1. Совершенно очевидно: если фрагмент и не принадлежит Хомякову, то тезисы, в нем высказанные, и цитата, в нем приводимая, безусловно переходят в иные хомяковские тексты. Достаточно указать хотя бы только на текст из третьей французской брошюры (1858 г.): «Блаженные апостолы поучают нас, что Дух, который есть Бог, исходит от Отца и познает его тайны. Эти слова заключают полную истину; но полтора века спустя Ириней, ученик возлюбленного Апостола сказал еще яснее: «Дух венчает Божество, давая Отцу имя Отца и Сыну имя Сына» [ Хомяков 1995, 221], – здесь, как видим, в одну фразу сведены цитата из св. Иринея и комментирующая ее заключительная фраза латинского текста: Spiritus Sanctus est, ut ita dicam, cognitionis corona (курсив мой. – Прот. П.), complementum et sigillum aeternum. Мало того, свободно процитировав св. Иринея, Хомяков дает еще и развернутый комментарий к его тексту. «Текст Иринея гласит “называя Отца Отцом и Сына Сыном”. В смелости и властности этого выражения высказывается, откуда оно идет. Оно, очевидно, по прямому преданию, исходит от того, кого Церковь назвала Богословом по преимуществу… Многие богословы искали намеков на христианское учение в книге Бытия. Если это мнение не лишено основания, то доказательства ему следует искать конечно не во множественной форме Элогим; но не без некоторого основания можно было видеть такой намек в тройственности идеи, выраженной словами: “Бог – сказал и создал – и увидел что добро”. Иными словами: мысль которая есть, мысль, которая проявляется, мысль, которая себя сознает. (Ир. III, 11)» [Хомяков 1995, 221][ii]. При этом, буквально на предыдущей странице звучит та же мысль: «я очень хорошо знаю, что в термине «Слово» гораздо живее выступает понятие рождения, то есть  отношения мысли к ее проявлению; но знаю также, что термином “объект” можно было бы было передать понятие о мысли проявленной и самосознанной» [Хомяков 1995, 220].
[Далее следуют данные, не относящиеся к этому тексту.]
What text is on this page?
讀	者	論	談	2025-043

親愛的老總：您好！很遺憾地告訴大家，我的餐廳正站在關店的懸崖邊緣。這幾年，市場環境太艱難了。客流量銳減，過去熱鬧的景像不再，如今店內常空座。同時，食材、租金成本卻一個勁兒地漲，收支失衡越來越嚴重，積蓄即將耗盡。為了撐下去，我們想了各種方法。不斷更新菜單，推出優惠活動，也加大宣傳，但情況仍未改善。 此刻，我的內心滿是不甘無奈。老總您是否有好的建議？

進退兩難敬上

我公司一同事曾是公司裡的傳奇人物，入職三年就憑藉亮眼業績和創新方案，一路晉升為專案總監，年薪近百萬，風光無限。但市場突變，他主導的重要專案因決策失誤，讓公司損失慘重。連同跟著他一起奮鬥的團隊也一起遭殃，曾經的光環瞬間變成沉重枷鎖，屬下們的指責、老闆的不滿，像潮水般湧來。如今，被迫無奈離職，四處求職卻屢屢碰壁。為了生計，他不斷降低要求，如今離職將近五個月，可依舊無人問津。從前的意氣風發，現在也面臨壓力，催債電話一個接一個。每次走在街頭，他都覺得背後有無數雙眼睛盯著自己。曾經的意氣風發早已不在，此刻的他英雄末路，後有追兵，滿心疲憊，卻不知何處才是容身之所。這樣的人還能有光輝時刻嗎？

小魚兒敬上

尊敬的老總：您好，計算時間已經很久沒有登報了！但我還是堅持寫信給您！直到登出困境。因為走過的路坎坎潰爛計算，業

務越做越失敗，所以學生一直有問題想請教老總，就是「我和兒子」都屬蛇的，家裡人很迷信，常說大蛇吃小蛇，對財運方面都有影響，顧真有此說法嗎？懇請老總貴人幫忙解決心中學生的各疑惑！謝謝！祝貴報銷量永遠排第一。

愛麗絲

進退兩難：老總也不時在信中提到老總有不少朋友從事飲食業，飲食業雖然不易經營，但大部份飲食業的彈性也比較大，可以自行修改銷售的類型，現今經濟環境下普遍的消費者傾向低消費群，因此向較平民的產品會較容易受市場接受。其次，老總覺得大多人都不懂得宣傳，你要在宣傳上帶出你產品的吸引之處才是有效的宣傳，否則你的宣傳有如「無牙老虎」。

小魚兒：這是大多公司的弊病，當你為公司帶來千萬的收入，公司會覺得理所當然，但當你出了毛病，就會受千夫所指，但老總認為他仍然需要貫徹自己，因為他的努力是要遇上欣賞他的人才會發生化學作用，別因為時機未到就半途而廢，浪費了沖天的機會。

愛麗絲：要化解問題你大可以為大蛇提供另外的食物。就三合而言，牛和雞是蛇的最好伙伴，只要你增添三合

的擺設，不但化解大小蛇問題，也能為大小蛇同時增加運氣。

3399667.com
Итак, Хомяков либо – автор фрагмента, либо – «похититель» высказанных в нем идей, но поскольку нам неизвестен тот, кто кроме него где-то ставил в такую связь текст святого Иринея с мыслью, облеченной в одежды немецкой классической философии, то можно смело утверждать, что первое предположение отвечает истине и согласиться с комментаторами[iii] петербургского двухтомника, что «все это… позволяет веско атрибутировать трактат Хомякову» [Хомяков 1995, 454].

2. Как видно, две ключевых мысли фрагмента, касающиеся именно вопроса об исхождении Святого Духа (то есть центрального в богословской полемике между Востоком и Западом) переведены двумя взаимоисключающими способами.

Фразу: Non autem procedit ita, ut nec sine principio esse nec sine theatro manifestari possit, – Карсавин переводит: « происходит же оно так, что не может ни без начала быть, ни без театра обнаружиться», а Винарский-Серебренников: «но не в том смысле исходит, что и без первоисточника существовать и без поприща проявляться не может».

Фразу: quae etiamsi sine objecto existere non possit, tamen absque dubio a fonte communi unico, – Карсавин: «Хотя познание это и может существовать без предмета, однако, несомненно, происходит оно от единого общего источника»; Винарский-Серебренников: «…который хотя без объекта существовать не может, однако несомненно из единого общего источника исходит».

Сравнение с латинским оригиналом показывает, что оба Карсавинских варианта подразумевают прямое «насилие» над буквой первоисточника. Варианты Винарского-Серебрянникова грамматически точны. Однако это не означает, что проблема решена.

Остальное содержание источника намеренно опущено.